Rethinking Software Engineering
Even before the LLM era, the typical career path was familiar: spend a few years as a programmer, then move into product management. Why? Because the longer you ship code, the more you realize the bottleneck has never been your fingers. It is the gap between what someone wanted, what they asked for, and what eventually got built. PMs exist because that gap exists.
LLMs do not close the gap; they only shift where it shows up. The work of bridging intent and implementation - the work that pushed senior engineers toward PM in the first place - has only become more important. The titles will change, but the role will not.
Why Cybersecurity?
You may have noticed that the major labs are pouring resources into making models better at cybersecurity. The reason is structural: in many security scenarios, the target is clear, the codebase is fixed, there is almost no human interaction, and you can know with certainty when the system is compromised. There is no room to argue about whether the agent succeeded.
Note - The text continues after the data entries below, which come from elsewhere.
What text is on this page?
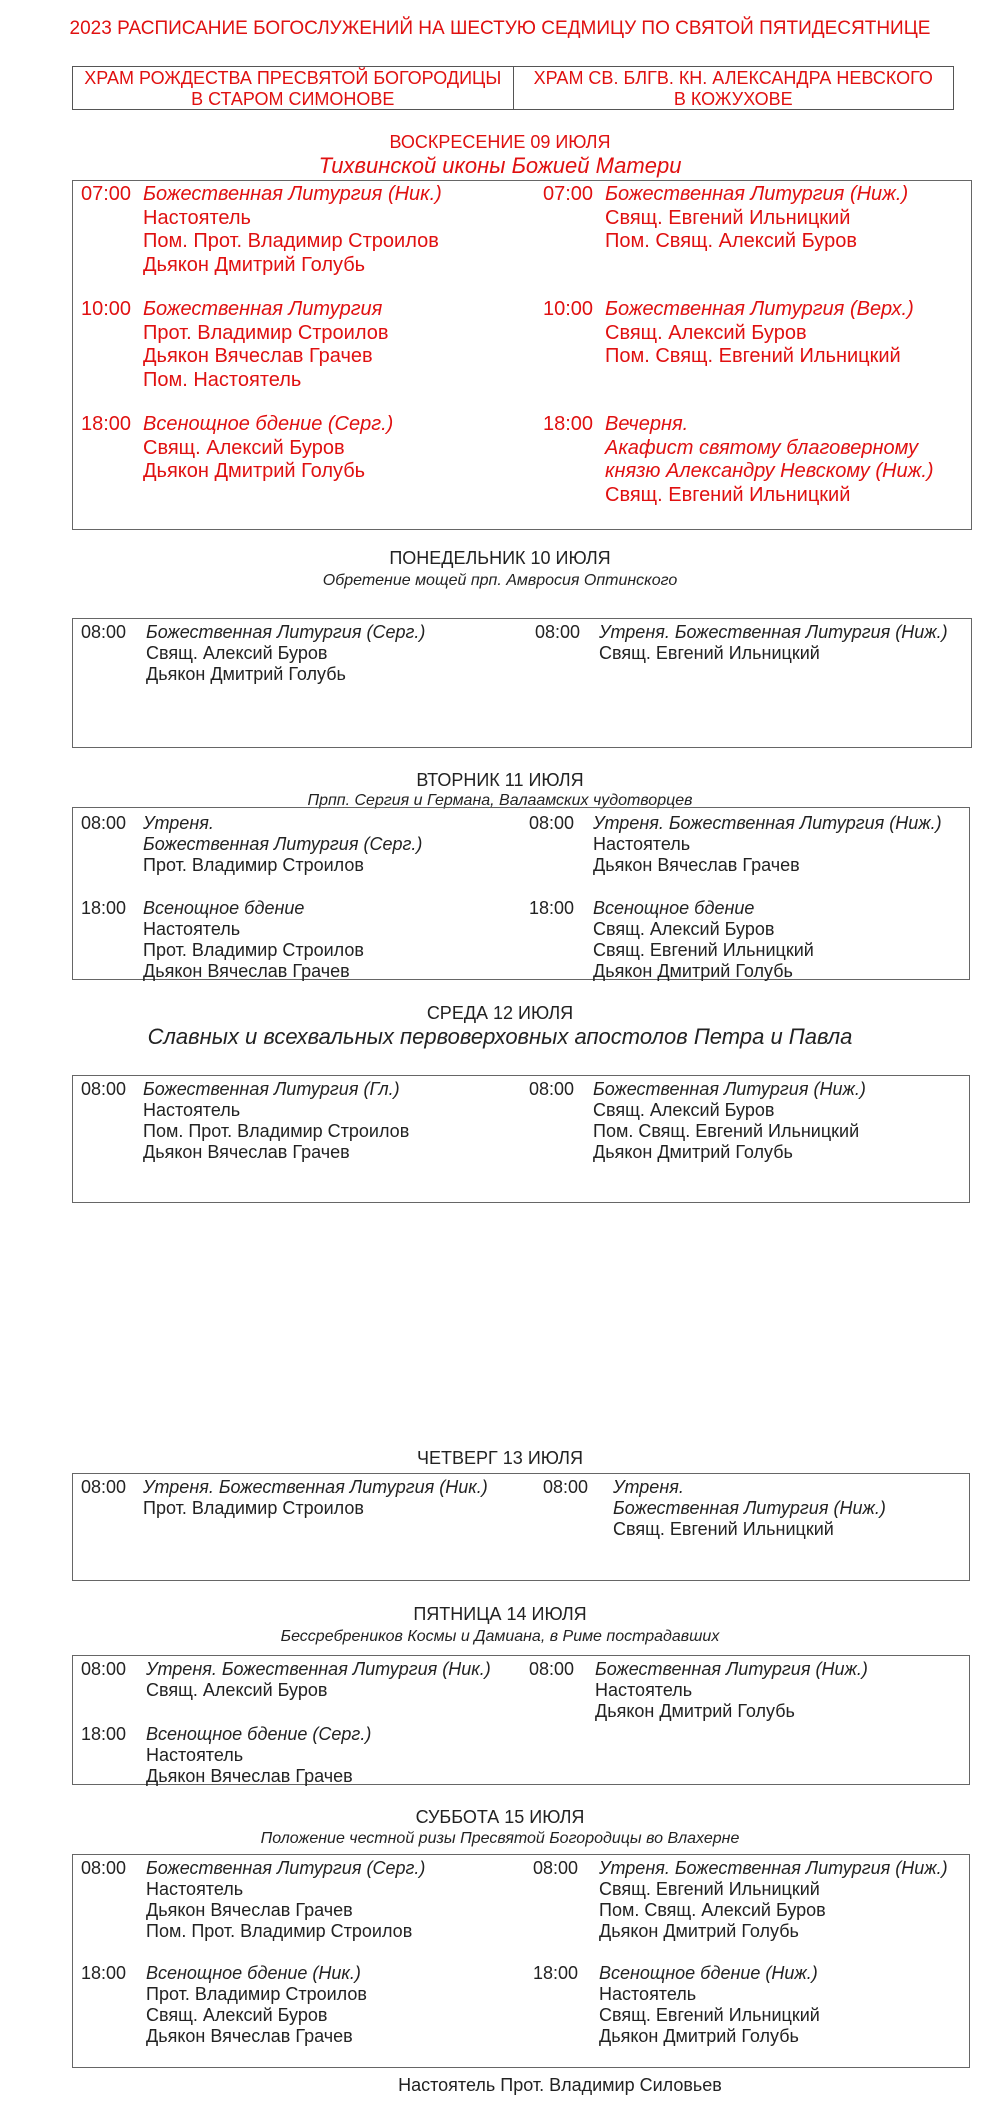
2023 РАСПИСАНИЕ БОГОСЛУЖЕНИЙ НА ШЕСТУЮ СЕДМИЦУ ПО СВЯТОЙ ПЯТИДЕСЯТНИЦЕ
ХРАМ РОЖДЕСТВА ПРЕСВЯТОЙ БОГОРОДИЦЫ
В СТАРОМ СИМОНОВЕ
ХРАМ СВ. БЛГВ. КН. АЛЕКСАНДРА НЕВСКОГО
В КОЖУХОВЕ
ВОСКРЕСЕНИЕ 09 ИЮЛЯ
Тихвинской иконы Божией Матери
07:00 Божественная Литургия (Ник.)
Настоятель
Пом. Прот. Владимир Строилов
Дьякон Дмитрий Голубь
10:00 Божественная Литургия
Прот. Владимир Строилов
Дьякон Вячеслав Грачев
Пом. Настоятель
18:00 Всенощное бдение (Серг.)
Свящ. Алексий Буров
Дьякон Дмитрий Голубь
07:00 Божественная Литургия (Ниж.)
Свящ. Евгений Ильницкий
Пом. Свящ. Алексий Буров
10:00 Божественная Литургия (Верх.)
Свящ. Алексий Буров
Пом. Свящ. Евгений Ильницкий
18:00 Вечерня.
Акафист святому благоверному
князю Александру Невскому (Ниж.)
Свящ. Евгений Ильницкий
ПОНЕДЕЛЬНИК 10 ИЮЛЯ
Обретение мощей прп. Амвросия Оптинского
08:00 Божественная Литургия (Серг.)
Свящ. Алексий Буров
Дьякон Дмитрий Голубь
08:00 Утреня. Божественная Литургия (Ниж.)
Свящ. Евгений Ильницкий
ВТОРНИК 11 ИЮЛЯ
Прпп. Сергия и Германа, Валаамских чудотворцев
08:00 Утреня.
Божественная Литургия (Серг.)
Прот. Владимир Строилов
18:00 Всенощное бдение
Настоятель
Прот. Владимир Строилов
Дьякон Вячеслав Грачев
08:00 Утреня. Божественная Литургия (Ниж.)
Настоятель
Дьякон Вячеслав Грачев
18:00 Всенощное бдение
Свящ. Алексий Буров
Свящ. Евгений Ильницкий
Дьякон Дмитрий Голубь
СРЕДА 12 ИЮЛЯ
Славных и всехвальных первоверховных апостолов Петра и Павла
08:00 Божественная Литургия (Гл.)
Настоятель
Пом. Прот. Владимир Строилов
Дьякон Вячеслав Грачев
08:00 Божественная Литургия (Ниж.)
Свящ. Алексий Буров
Пом. Свящ. Евгений Ильницкий
Дьякон Дмитрий Голубь
ЧЕТВЕРГ 13 ИЮЛЯ
08:00 Утреня. Божественная Литургия (Ник.)
Прот. Владимир Строилов
08:00 Утреня.
Божественная Литургия (Ниж.)
Свящ. Евгений Ильницкий
ПЯТНИЦА 14 ИЮЛЯ
Бессребреников Космы и Дамиана, в Риме пострадавших
08:00 Утреня. Божественная Литургия (Ник.)
Свящ. Алексий Буров
18:00 Всенощное бдение (Серг.)
Настоятель
Дьякон Вячеслав Грачев
08:00 Божественная Литургия (Ниж.)
Настоятель
Дьякон Дмитрий Голубь
СУББОТА 15 ИЮЛЯ
Положение честной ризы Пресвятой Богородицы во Влахерне
08:00 Божественная Литургия (Серг.)
Настоятель
Дьякон Вячеслав Грачев
Пом. Прот. Владимир Строилов
18:00 Всенощное бдение (Ник.)
Прот. Владимир Строилов
Свящ. Алексий Буров
Дьякон Вячеслав Грачев
08:00 Утреня. Божественная Литургия (Ниж.)
Свящ. Евгений Ильницкий
Пом. Свящ. Алексий Буров
Дьякон Дмитрий Голубь
18:00 Всенощное бдение (Ниж.)
Настоятель
Свящ. Евгений Ильницкий
Дьякон Дмитрий Голубь
Настоятель Прот. Владимир Силовьев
That means oracles are easy to design. Anyone working in machine learning knows how much a clean oracle matters - especially under RL. Cybersecurity is one of the few domains where the feedback signal is unambiguous enough to bootstrap real capability gains. It is, in a sense, the opposite of building products for humans.
Final Words
This is not meant to reassure software engineers. Many tasks do not require human interaction, and many users only want a “good enough” answer; LLMs serve those needs. Besides, are the things LLMs cannot do automatically things a software engineer can do? And are the things a software engineer can do automatically beyond a product manager’s reach? SDE roles will definitely shrink massively and rapidly.
The narrower claim is this: there is still a place where humans add irreducible value — at the boundary where vague intent becomes concrete software — and you have to find your own way to live there, while the machines keep getting better at everything else.